The Institute of Health for Well-being (Insabi), an agency dependent on the Government of Mexico, plans to cover the lack of 66 national specialists for the state of Colima with the hiring of another 60 Cuban doctors. The doctors will be assigned to rural areas, where medicine shortages prevail, and 21% of the population (some 153,592 inhabitants) do not have access to health services.
According to data provided to 14ymedio for an Inabi worker, the island’s doctors will receive 2,042 dollars a month with “six-month contracts and a one-year stay,” although it is not known whether the Government of Cuba will be the manager of the agreement and will be the one to distribute the salary, as It happens in other medical brigades.
In Colima, the next arrival of Cuban gynecologists, internists, anesthesiologists, pediatricians and surgeons is expected, “whose hiring will take place along with the regularization of 870 temporary workers,” doctors and nurses who had already been working in state clinics.
The toilets will be destined for rural areas, where medicine shortages prevail, and 21% of the population does not have access to health services
This announcement comes one week after the arrival in the Mexican state of Nayarit of 54 doctors from the island, whose incorporation into second-level hospitals remains unknown, as well as the results of the assessments to which they have been subjected, which will serve as “leverage in the Directorate of Professionals”, a document that is also required of national doctors, according to the Secretary of Health of Nayarit, José Francisco Munguía. A source from the local health sector assures this newspaper that “some procedures still need to be covered.”
“It was expected that, this Monday, at least part of the brigade would already be joining the hospitals where they were assigned to start providing consultation,” says the local official. The federal health sector says it does not know the reasons for the delay.
In the hospital, located in the town of Las Varas, in the municipality of Compostela, the health authorities also ignore the arrival date of the Cuban doctors. “When do they arrive? No one knows,” says Rocío, a nurse from this town in the state of Nayarit whom she contacted 14ymedio. “All support is always welcome, but it bothers us that it is now that they pay attention to our hospital, which has so many needs, and all because of the arrival of Cuban doctors. In any case, I hope they arrive soon.”

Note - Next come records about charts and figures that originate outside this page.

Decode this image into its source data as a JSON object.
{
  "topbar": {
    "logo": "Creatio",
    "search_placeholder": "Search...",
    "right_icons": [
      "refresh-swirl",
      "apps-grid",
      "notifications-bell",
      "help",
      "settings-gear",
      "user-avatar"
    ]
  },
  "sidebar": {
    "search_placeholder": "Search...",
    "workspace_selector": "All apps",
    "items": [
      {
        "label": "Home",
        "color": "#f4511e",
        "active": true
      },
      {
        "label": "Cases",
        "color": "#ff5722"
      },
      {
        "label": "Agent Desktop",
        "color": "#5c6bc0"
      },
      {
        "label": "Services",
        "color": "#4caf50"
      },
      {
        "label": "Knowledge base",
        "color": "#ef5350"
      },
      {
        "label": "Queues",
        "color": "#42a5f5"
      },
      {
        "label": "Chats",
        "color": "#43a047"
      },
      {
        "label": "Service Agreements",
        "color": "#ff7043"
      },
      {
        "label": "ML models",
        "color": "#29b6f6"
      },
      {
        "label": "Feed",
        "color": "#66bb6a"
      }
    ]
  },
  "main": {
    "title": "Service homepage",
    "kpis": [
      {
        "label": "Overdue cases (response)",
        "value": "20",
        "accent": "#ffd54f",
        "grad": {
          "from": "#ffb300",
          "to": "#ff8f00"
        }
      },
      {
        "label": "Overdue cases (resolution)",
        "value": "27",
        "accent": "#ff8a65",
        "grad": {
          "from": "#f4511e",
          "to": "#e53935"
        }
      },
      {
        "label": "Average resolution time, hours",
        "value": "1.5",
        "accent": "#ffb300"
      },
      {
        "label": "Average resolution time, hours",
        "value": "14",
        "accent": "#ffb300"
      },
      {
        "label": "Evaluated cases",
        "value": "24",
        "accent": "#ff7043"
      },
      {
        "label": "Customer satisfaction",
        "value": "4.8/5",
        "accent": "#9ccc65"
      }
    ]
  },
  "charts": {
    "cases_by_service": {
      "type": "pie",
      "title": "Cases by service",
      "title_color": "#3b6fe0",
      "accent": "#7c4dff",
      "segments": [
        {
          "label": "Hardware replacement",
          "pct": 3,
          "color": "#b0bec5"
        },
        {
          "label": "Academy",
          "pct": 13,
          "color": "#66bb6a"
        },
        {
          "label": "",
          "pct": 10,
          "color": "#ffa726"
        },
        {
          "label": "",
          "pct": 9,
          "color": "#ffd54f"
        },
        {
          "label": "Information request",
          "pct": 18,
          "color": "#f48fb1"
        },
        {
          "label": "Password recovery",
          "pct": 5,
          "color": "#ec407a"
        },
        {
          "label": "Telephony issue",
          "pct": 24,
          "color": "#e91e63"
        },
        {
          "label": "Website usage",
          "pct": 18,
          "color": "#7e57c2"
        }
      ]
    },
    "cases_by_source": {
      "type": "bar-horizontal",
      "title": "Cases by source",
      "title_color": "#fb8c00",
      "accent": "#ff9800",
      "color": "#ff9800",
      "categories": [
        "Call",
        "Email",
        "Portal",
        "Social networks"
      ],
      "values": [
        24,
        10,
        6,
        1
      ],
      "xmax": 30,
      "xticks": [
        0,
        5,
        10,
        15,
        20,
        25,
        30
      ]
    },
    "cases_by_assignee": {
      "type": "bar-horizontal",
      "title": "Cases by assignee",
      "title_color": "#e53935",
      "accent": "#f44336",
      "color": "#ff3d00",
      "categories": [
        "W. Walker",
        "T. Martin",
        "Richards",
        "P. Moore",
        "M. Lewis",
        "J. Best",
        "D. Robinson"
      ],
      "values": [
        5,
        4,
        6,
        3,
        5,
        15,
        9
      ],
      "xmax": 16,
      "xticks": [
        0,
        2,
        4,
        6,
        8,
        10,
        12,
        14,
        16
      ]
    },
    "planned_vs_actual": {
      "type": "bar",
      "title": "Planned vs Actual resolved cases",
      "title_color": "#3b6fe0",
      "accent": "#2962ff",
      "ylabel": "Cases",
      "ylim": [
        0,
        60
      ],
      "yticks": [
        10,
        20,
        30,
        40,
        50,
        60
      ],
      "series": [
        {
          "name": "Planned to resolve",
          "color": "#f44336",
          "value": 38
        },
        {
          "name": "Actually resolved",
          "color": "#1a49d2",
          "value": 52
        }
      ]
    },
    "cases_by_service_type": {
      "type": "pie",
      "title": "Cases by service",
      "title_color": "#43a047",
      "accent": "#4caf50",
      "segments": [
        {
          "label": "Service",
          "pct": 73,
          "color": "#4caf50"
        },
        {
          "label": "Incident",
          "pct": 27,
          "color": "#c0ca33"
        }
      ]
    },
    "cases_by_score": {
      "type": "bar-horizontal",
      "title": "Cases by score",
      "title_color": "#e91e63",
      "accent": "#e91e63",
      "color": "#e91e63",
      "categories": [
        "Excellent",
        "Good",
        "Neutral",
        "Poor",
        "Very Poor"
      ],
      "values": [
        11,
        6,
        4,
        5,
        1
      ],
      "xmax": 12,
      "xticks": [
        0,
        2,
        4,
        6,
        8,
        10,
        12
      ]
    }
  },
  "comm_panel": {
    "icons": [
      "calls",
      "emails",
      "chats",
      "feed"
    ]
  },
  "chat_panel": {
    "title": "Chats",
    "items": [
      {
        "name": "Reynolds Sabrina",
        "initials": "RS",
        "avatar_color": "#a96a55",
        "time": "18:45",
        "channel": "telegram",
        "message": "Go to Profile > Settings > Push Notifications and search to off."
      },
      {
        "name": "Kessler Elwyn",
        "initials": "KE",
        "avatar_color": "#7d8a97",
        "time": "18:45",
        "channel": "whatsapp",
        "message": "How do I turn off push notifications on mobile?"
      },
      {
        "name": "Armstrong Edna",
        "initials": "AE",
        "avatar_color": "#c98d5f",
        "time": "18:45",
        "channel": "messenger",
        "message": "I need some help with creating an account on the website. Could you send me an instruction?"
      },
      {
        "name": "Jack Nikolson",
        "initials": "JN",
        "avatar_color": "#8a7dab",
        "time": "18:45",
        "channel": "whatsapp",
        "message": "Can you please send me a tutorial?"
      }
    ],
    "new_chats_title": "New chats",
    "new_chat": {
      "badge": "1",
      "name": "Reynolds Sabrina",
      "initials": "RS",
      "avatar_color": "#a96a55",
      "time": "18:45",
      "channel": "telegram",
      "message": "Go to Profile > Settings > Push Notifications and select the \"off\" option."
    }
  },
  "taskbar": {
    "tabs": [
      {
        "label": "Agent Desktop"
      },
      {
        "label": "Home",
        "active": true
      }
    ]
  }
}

And the residents of Puente de Camotlán (La Yesca), Jesús María (Del Nayar), San Francisco and Tondoroque (Bahía de Banderas) and the municipal capitals of Santiago Ixcuintla, Rosamorada and Ixtlán del Río have not received specific news about the Cuban doctors. .
“The reality is that the Mexican government wants to give money to the Cuban government, period,” said Xavier Tello, a doctor and health policy analyst.
This Sunday, Xavier Tello, a doctor and health policy analyst, explained that in order for Cubans to practice their profession in Mexico, they require “a Mexican professional license to accredit their studies and in the case of specialists, they must have a certification from the Advice of his specialty”.
Tello pointed out in an interview to the Radio Formula chain, that “the only way they can attend to a person is under the direct supervision of a Mexican doctor with a professional license, but they cannot issue a medical prescription or offer diagnostic criteria.”
For the analyst, “the reality is that the Mexican government wants to give money to the Cuban government, period.” This will be done, according to Tello, through two ways: “Bringing these doctors and sending some Mexican scholars to study the Island”.
This newspaper unsuccessfully tried to contact the Cuban health workers, who were staying until further notice at the La Palomas hotel in Tepic. “Calls cannot be passed to them,” said the receptionist, who noted that they leave the hotel early and spend almost nine hours at the headquarters of the state delegation of the Mexican Institute of Social Security in Nayarit.